Usually she could handle it. But just occasionally the naïve little nobody who’d fallen for a handsome face and the thoughts of babies and a pretty little suburban cottage sprang out to remind her.
‘I can’t understand why you don’t ask one of the hordes of dead gorgeous girls of a socially acceptable age for a nineteen-year-old male. They’d all be more than willing and would rush to spend the weekend at the Cassidy mansion,’ Keira remarked, and added quickly in defiance of her old self, ‘If you did there could be an added bonus and, dare I voice the indelicate, you could get lucky.’
Daniel feigned shock. ‘Bawdiness doesn’t become you, my dear.’ He grimaced and shook his head. ‘I hate casual sex. I told you. I want a meaningful relationship.’
“Then spend some time getting to know someone your own age.’
Daniel said something unprintable under his breath. “They’re mostly so…so boring. Older women are-’ He shrugged. ‘I just like older women. But apart from that, you have to come, Keira,’ he said softly. ‘I’ve told the family you will.’
“The family?’ Keira questioned absently, her mind half on the work on her desk.
‘Well, my uncle.’
Keira’s backbone straightened, her full attention now on Daniel, and she gazed at him in surprise. ‘You what?’
‘I just…’ He ran his hand through his hair. Oh, hell, Keira. He forced my hand. I was provoked.’
‘Provoked? You actually told him I was…? You mentioned me by name?’
‘Well, Eden said with his usual sarcasm, “And this is a special occasion, Daniel, so if you must bring one of your giggling air-heads, make sure she knows her fork from her spoon",’ Daniel mimicked. ‘I lost my cool, Keira.’
Keira could understand that. She also wondered if Daniel knew just how like his well-known uncle he sounded. Eden Cassidy was an older, usually unsmiling, dark-haired version of Daniel, his late older brother’s son.
‘Well, he doesn’t know me,’ Keira frowned, ‘so you can simply tell him you’ve made other arrangements.’
‘He knows you by name,’ Daniel remarked and grimaced. ‘Keira Strong and Chloe magazine are mentioned conversationally in tandem. Everyone knows you virtually run things here and that old Dingbat Di is just an editor in name only.’
‘Daniel, I won’t have you-’
‘All right,’ he broke in, ‘you don’t want to talk about that either. But Eden does know you work here. And that’s gospel.’

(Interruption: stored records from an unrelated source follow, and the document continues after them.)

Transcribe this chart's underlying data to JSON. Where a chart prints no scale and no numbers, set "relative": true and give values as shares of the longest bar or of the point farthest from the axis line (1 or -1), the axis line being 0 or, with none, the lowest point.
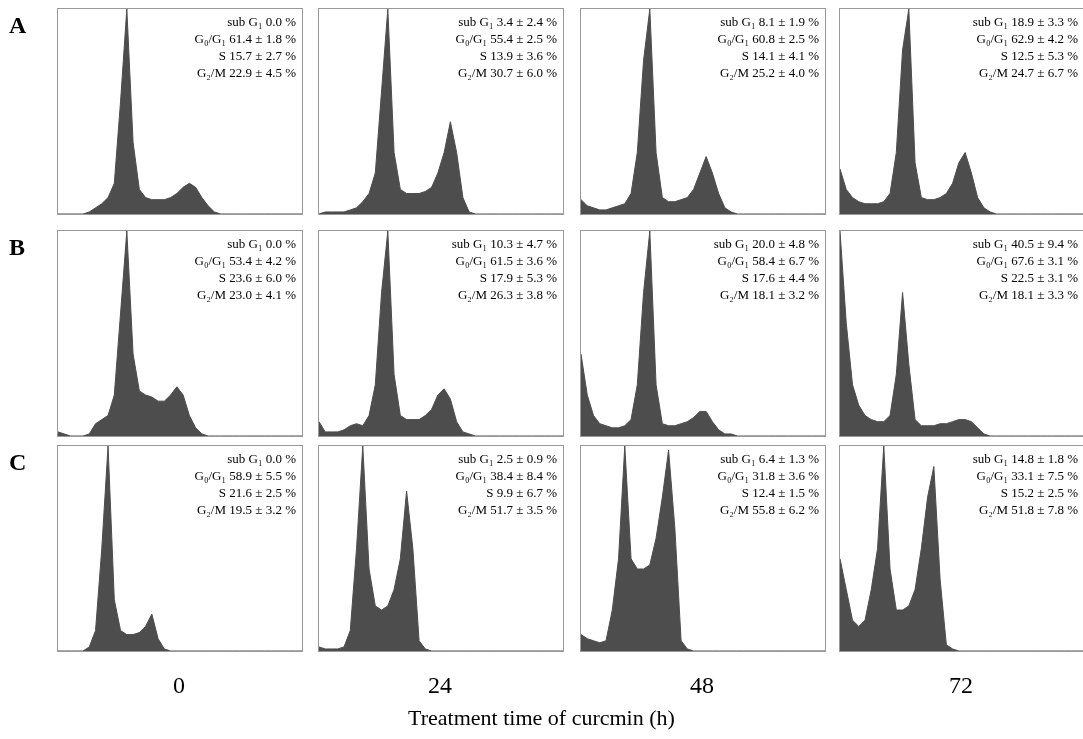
{
  "chart_data": [
    {
      "type": "area",
      "title": "A",
      "relative": true,
      "color": "#4d4d4d",
      "categories": [
        null,
        null,
        null,
        null,
        null,
        null,
        null,
        null,
        null,
        null,
        null,
        null,
        null,
        null,
        null,
        null,
        null,
        null,
        null,
        null,
        null,
        null,
        null,
        null,
        null,
        null,
        null,
        null,
        null,
        null,
        null,
        null,
        null,
        null,
        null,
        null,
        null,
        null,
        null,
        null
      ],
      "values": [
        0,
        0,
        0,
        0,
        0,
        0.01,
        0.03,
        0.05,
        0.08,
        0.15,
        0.55,
        1,
        0.35,
        0.12,
        0.08,
        0.07,
        0.07,
        0.07,
        0.08,
        0.1,
        0.13,
        0.15,
        0.13,
        0.08,
        0.04,
        0.01,
        0,
        0,
        0,
        0,
        0,
        0,
        0,
        0,
        0,
        0,
        0,
        0,
        0,
        0
      ],
      "annotations": [
        "sub G₁ 0.0 %",
        "G₀/G₁ 61.4 ± 1.8 %",
        "S 15.7 ± 2.7 %",
        "G₂/M 22.9 ± 4.5 %"
      ]
    },
    {
      "type": "area",
      "relative": true,
      "color": "#4d4d4d",
      "categories": [
        null,
        null,
        null,
        null,
        null,
        null,
        null,
        null,
        null,
        null,
        null,
        null,
        null,
        null,
        null,
        null,
        null,
        null,
        null,
        null,
        null,
        null,
        null,
        null,
        null,
        null,
        null,
        null,
        null,
        null,
        null,
        null,
        null,
        null,
        null,
        null,
        null,
        null,
        null,
        null
      ],
      "values": [
        0,
        0.01,
        0.01,
        0.01,
        0.01,
        0.02,
        0.03,
        0.06,
        0.1,
        0.2,
        0.6,
        1,
        0.3,
        0.12,
        0.1,
        0.1,
        0.1,
        0.11,
        0.13,
        0.2,
        0.3,
        0.45,
        0.3,
        0.08,
        0.01,
        0,
        0,
        0,
        0,
        0,
        0,
        0,
        0,
        0,
        0,
        0,
        0,
        0,
        0,
        0
      ],
      "annotations": [
        "sub G₁ 3.4 ± 2.4 %",
        "G₀/G₁ 55.4 ± 2.5 %",
        "S 13.9 ± 3.6 %",
        "G₂/M 30.7 ± 6.0 %"
      ]
    },
    {
      "type": "area",
      "relative": true,
      "color": "#4d4d4d",
      "categories": [
        null,
        null,
        null,
        null,
        null,
        null,
        null,
        null,
        null,
        null,
        null,
        null,
        null,
        null,
        null,
        null,
        null,
        null,
        null,
        null,
        null,
        null,
        null,
        null,
        null,
        null,
        null,
        null,
        null,
        null,
        null,
        null,
        null,
        null,
        null,
        null,
        null,
        null,
        null,
        null
      ],
      "values": [
        0.07,
        0.04,
        0.03,
        0.02,
        0.02,
        0.03,
        0.04,
        0.05,
        0.1,
        0.3,
        0.75,
        1,
        0.3,
        0.08,
        0.06,
        0.06,
        0.07,
        0.08,
        0.12,
        0.2,
        0.28,
        0.2,
        0.1,
        0.03,
        0.01,
        0,
        0,
        0,
        0,
        0,
        0,
        0,
        0,
        0,
        0,
        0,
        0,
        0,
        0,
        0
      ],
      "annotations": [
        "sub G₁ 8.1 ± 1.9 %",
        "G₀/G₁ 60.8 ± 2.5 %",
        "S 14.1 ± 4.1 %",
        "G₂/M 25.2 ± 4.0 %"
      ]
    },
    {
      "type": "area",
      "relative": true,
      "color": "#4d4d4d",
      "categories": [
        null,
        null,
        null,
        null,
        null,
        null,
        null,
        null,
        null,
        null,
        null,
        null,
        null,
        null,
        null,
        null,
        null,
        null,
        null,
        null,
        null,
        null,
        null,
        null,
        null,
        null,
        null,
        null,
        null,
        null,
        null,
        null,
        null,
        null,
        null,
        null,
        null,
        null,
        null,
        null
      ],
      "values": [
        0.22,
        0.12,
        0.08,
        0.06,
        0.05,
        0.05,
        0.05,
        0.06,
        0.1,
        0.3,
        0.8,
        1,
        0.25,
        0.08,
        0.07,
        0.07,
        0.08,
        0.1,
        0.15,
        0.25,
        0.3,
        0.2,
        0.08,
        0.03,
        0.01,
        0,
        0,
        0,
        0,
        0,
        0,
        0,
        0,
        0,
        0,
        0,
        0,
        0,
        0,
        0
      ],
      "annotations": [
        "sub G₁ 18.9 ± 3.3 %",
        "G₀/G₁ 62.9 ± 4.2 %",
        "S 12.5 ± 5.3 %",
        "G₂/M 24.7 ± 6.7 %"
      ]
    },
    {
      "type": "area",
      "title": "B",
      "relative": true,
      "color": "#4d4d4d",
      "categories": [
        null,
        null,
        null,
        null,
        null,
        null,
        null,
        null,
        null,
        null,
        null,
        null,
        null,
        null,
        null,
        null,
        null,
        null,
        null,
        null,
        null,
        null,
        null,
        null,
        null,
        null,
        null,
        null,
        null,
        null,
        null,
        null,
        null,
        null,
        null,
        null,
        null,
        null,
        null,
        null
      ],
      "values": [
        0.02,
        0.01,
        0,
        0,
        0,
        0.01,
        0.06,
        0.08,
        0.1,
        0.2,
        0.6,
        1,
        0.4,
        0.22,
        0.2,
        0.19,
        0.17,
        0.17,
        0.2,
        0.24,
        0.2,
        0.1,
        0.04,
        0.01,
        0,
        0,
        0,
        0,
        0,
        0,
        0,
        0,
        0,
        0,
        0,
        0,
        0,
        0,
        0,
        0
      ],
      "annotations": [
        "sub G₁ 0.0 %",
        "G₀/G₁ 53.4 ± 4.2 %",
        "S 23.6 ± 6.0 %",
        "G₂/M 23.0 ± 4.1 %"
      ]
    },
    {
      "type": "area",
      "relative": true,
      "color": "#4d4d4d",
      "categories": [
        null,
        null,
        null,
        null,
        null,
        null,
        null,
        null,
        null,
        null,
        null,
        null,
        null,
        null,
        null,
        null,
        null,
        null,
        null,
        null,
        null,
        null,
        null,
        null,
        null,
        null,
        null,
        null,
        null,
        null,
        null,
        null,
        null,
        null,
        null,
        null,
        null,
        null,
        null,
        null
      ],
      "values": [
        0.07,
        0.02,
        0.02,
        0.02,
        0.03,
        0.05,
        0.06,
        0.05,
        0.1,
        0.25,
        0.7,
        1,
        0.3,
        0.1,
        0.08,
        0.08,
        0.08,
        0.1,
        0.13,
        0.2,
        0.23,
        0.18,
        0.07,
        0.02,
        0.01,
        0,
        0,
        0,
        0,
        0,
        0,
        0,
        0,
        0,
        0,
        0,
        0,
        0,
        0,
        0
      ],
      "annotations": [
        "sub G₁ 10.3 ± 4.7 %",
        "G₀/G₁ 61.5 ± 3.6 %",
        "S 17.9 ± 5.3 %",
        "G₂/M 26.3 ± 3.8 %"
      ]
    },
    {
      "type": "area",
      "relative": true,
      "color": "#4d4d4d",
      "categories": [
        null,
        null,
        null,
        null,
        null,
        null,
        null,
        null,
        null,
        null,
        null,
        null,
        null,
        null,
        null,
        null,
        null,
        null,
        null,
        null,
        null,
        null,
        null,
        null,
        null,
        null,
        null,
        null,
        null,
        null,
        null,
        null,
        null,
        null,
        null,
        null,
        null,
        null,
        null,
        null
      ],
      "values": [
        0.4,
        0.2,
        0.1,
        0.06,
        0.05,
        0.04,
        0.04,
        0.05,
        0.08,
        0.25,
        0.7,
        1,
        0.25,
        0.06,
        0.05,
        0.05,
        0.06,
        0.07,
        0.09,
        0.12,
        0.12,
        0.07,
        0.03,
        0.01,
        0.01,
        0,
        0,
        0,
        0,
        0,
        0,
        0,
        0,
        0,
        0,
        0,
        0,
        0,
        0,
        0
      ],
      "annotations": [
        "sub G₁ 20.0 ± 4.8 %",
        "G₀/G₁ 58.4 ± 6.7 %",
        "S 17.6 ± 4.4 %",
        "G₂/M 18.1 ± 3.2 %"
      ]
    },
    {
      "type": "area",
      "relative": true,
      "color": "#4d4d4d",
      "categories": [
        null,
        null,
        null,
        null,
        null,
        null,
        null,
        null,
        null,
        null,
        null,
        null,
        null,
        null,
        null,
        null,
        null,
        null,
        null,
        null,
        null,
        null,
        null,
        null,
        null,
        null,
        null,
        null,
        null,
        null,
        null,
        null,
        null,
        null,
        null,
        null,
        null,
        null,
        null,
        null
      ],
      "values": [
        1,
        0.55,
        0.25,
        0.15,
        0.1,
        0.08,
        0.07,
        0.07,
        0.1,
        0.3,
        0.7,
        0.35,
        0.08,
        0.05,
        0.05,
        0.05,
        0.06,
        0.06,
        0.07,
        0.08,
        0.08,
        0.07,
        0.04,
        0.01,
        0,
        0,
        0,
        0,
        0,
        0,
        0,
        0,
        0,
        0,
        0,
        0,
        0,
        0,
        0,
        0
      ],
      "annotations": [
        "sub G₁ 40.5 ± 9.4 %",
        "G₀/G₁ 67.6 ± 3.1 %",
        "S 22.5 ± 3.1 %",
        "G₂/M 18.1 ± 3.3 %"
      ]
    },
    {
      "type": "area",
      "title": "C",
      "xlabel": "0",
      "relative": true,
      "color": "#4d4d4d",
      "categories": [
        null,
        null,
        null,
        null,
        null,
        null,
        null,
        null,
        null,
        null,
        null,
        null,
        null,
        null,
        null,
        null,
        null,
        null,
        null,
        null,
        null,
        null,
        null,
        null,
        null,
        null,
        null,
        null,
        null,
        null,
        null,
        null,
        null,
        null,
        null,
        null,
        null,
        null,
        null,
        null
      ],
      "values": [
        0,
        0,
        0,
        0,
        0,
        0.02,
        0.1,
        0.5,
        1,
        0.25,
        0.1,
        0.08,
        0.08,
        0.09,
        0.12,
        0.18,
        0.06,
        0.01,
        0,
        0,
        0,
        0,
        0,
        0,
        0,
        0,
        0,
        0,
        0,
        0,
        0,
        0,
        0,
        0,
        0,
        0,
        0,
        0,
        0,
        0
      ],
      "annotations": [
        "sub G₁ 0.0 %",
        "G₀/G₁ 58.9 ± 5.5 %",
        "S 21.6 ± 2.5 %",
        "G₂/M 19.5 ± 3.2 %"
      ]
    },
    {
      "type": "area",
      "xlabel": "24",
      "relative": true,
      "color": "#4d4d4d",
      "categories": [
        null,
        null,
        null,
        null,
        null,
        null,
        null,
        null,
        null,
        null,
        null,
        null,
        null,
        null,
        null,
        null,
        null,
        null,
        null,
        null,
        null,
        null,
        null,
        null,
        null,
        null,
        null,
        null,
        null,
        null,
        null,
        null,
        null,
        null,
        null,
        null,
        null,
        null,
        null,
        null
      ],
      "values": [
        0.02,
        0.01,
        0.01,
        0.01,
        0.02,
        0.1,
        0.5,
        1,
        0.4,
        0.22,
        0.2,
        0.22,
        0.3,
        0.45,
        0.78,
        0.5,
        0.05,
        0.01,
        0,
        0,
        0,
        0,
        0,
        0,
        0,
        0,
        0,
        0,
        0,
        0,
        0,
        0,
        0,
        0,
        0,
        0,
        0,
        0,
        0,
        0
      ],
      "annotations": [
        "sub G₁ 2.5 ± 0.9 %",
        "G₀/G₁ 38.4 ± 8.4 %",
        "S 9.9 ± 6.7 %",
        "G₂/M 51.7 ± 3.5 %"
      ]
    },
    {
      "type": "area",
      "xlabel": "48",
      "relative": true,
      "color": "#4d4d4d",
      "categories": [
        null,
        null,
        null,
        null,
        null,
        null,
        null,
        null,
        null,
        null,
        null,
        null,
        null,
        null,
        null,
        null,
        null,
        null,
        null,
        null,
        null,
        null,
        null,
        null,
        null,
        null,
        null,
        null,
        null,
        null,
        null,
        null,
        null,
        null,
        null,
        null,
        null,
        null,
        null,
        null
      ],
      "values": [
        0.08,
        0.06,
        0.05,
        0.04,
        0.05,
        0.2,
        0.45,
        1,
        0.45,
        0.4,
        0.4,
        0.42,
        0.55,
        0.75,
        0.98,
        0.6,
        0.05,
        0.01,
        0,
        0,
        0,
        0,
        0,
        0,
        0,
        0,
        0,
        0,
        0,
        0,
        0,
        0,
        0,
        0,
        0,
        0,
        0,
        0,
        0,
        0
      ],
      "annotations": [
        "sub G₁ 6.4 ± 1.3 %",
        "G₀/G₁ 31.8 ± 3.6 %",
        "S 12.4 ± 1.5 %",
        "G₂/M 55.8 ± 6.2 %"
      ]
    },
    {
      "type": "area",
      "xlabel": "72",
      "relative": true,
      "color": "#4d4d4d",
      "categories": [
        null,
        null,
        null,
        null,
        null,
        null,
        null,
        null,
        null,
        null,
        null,
        null,
        null,
        null,
        null,
        null,
        null,
        null,
        null,
        null,
        null,
        null,
        null,
        null,
        null,
        null,
        null,
        null,
        null,
        null,
        null,
        null,
        null,
        null,
        null,
        null,
        null,
        null,
        null,
        null
      ],
      "values": [
        0.45,
        0.3,
        0.15,
        0.12,
        0.15,
        0.3,
        0.5,
        1,
        0.4,
        0.2,
        0.2,
        0.22,
        0.3,
        0.5,
        0.75,
        0.9,
        0.35,
        0.03,
        0.01,
        0,
        0,
        0,
        0,
        0,
        0,
        0,
        0,
        0,
        0,
        0,
        0,
        0,
        0,
        0,
        0,
        0,
        0,
        0,
        0,
        0
      ],
      "annotations": [
        "sub G₁ 14.8 ± 1.8 %",
        "G₀/G₁ 33.1 ± 7.5 %",
        "S 15.2 ± 2.5 %",
        "G₂/M 51.8 ± 7.8 %"
      ]
    },
    {
      "type": "other",
      "title": "Treatment time of curcmin (h)"
    }
  ]
}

‘He probably won’t even remember. I’m just small fry,’ she murmured almost to herself, and then looked back at Daniel. ‘You’ve said yourself your uncle lives to work. And what with everything else he must surely have on his mind, well, this magazine is just a tiny cog in the wheels of Cassidy-Ford Publishing.’
‘Huh!’ Daniel sat forward. ‘No go, Keira. The man has a mind like a computer. He never, but never, forgets a thing. He knew you were with this magazine and he’ll be expecting you in person.’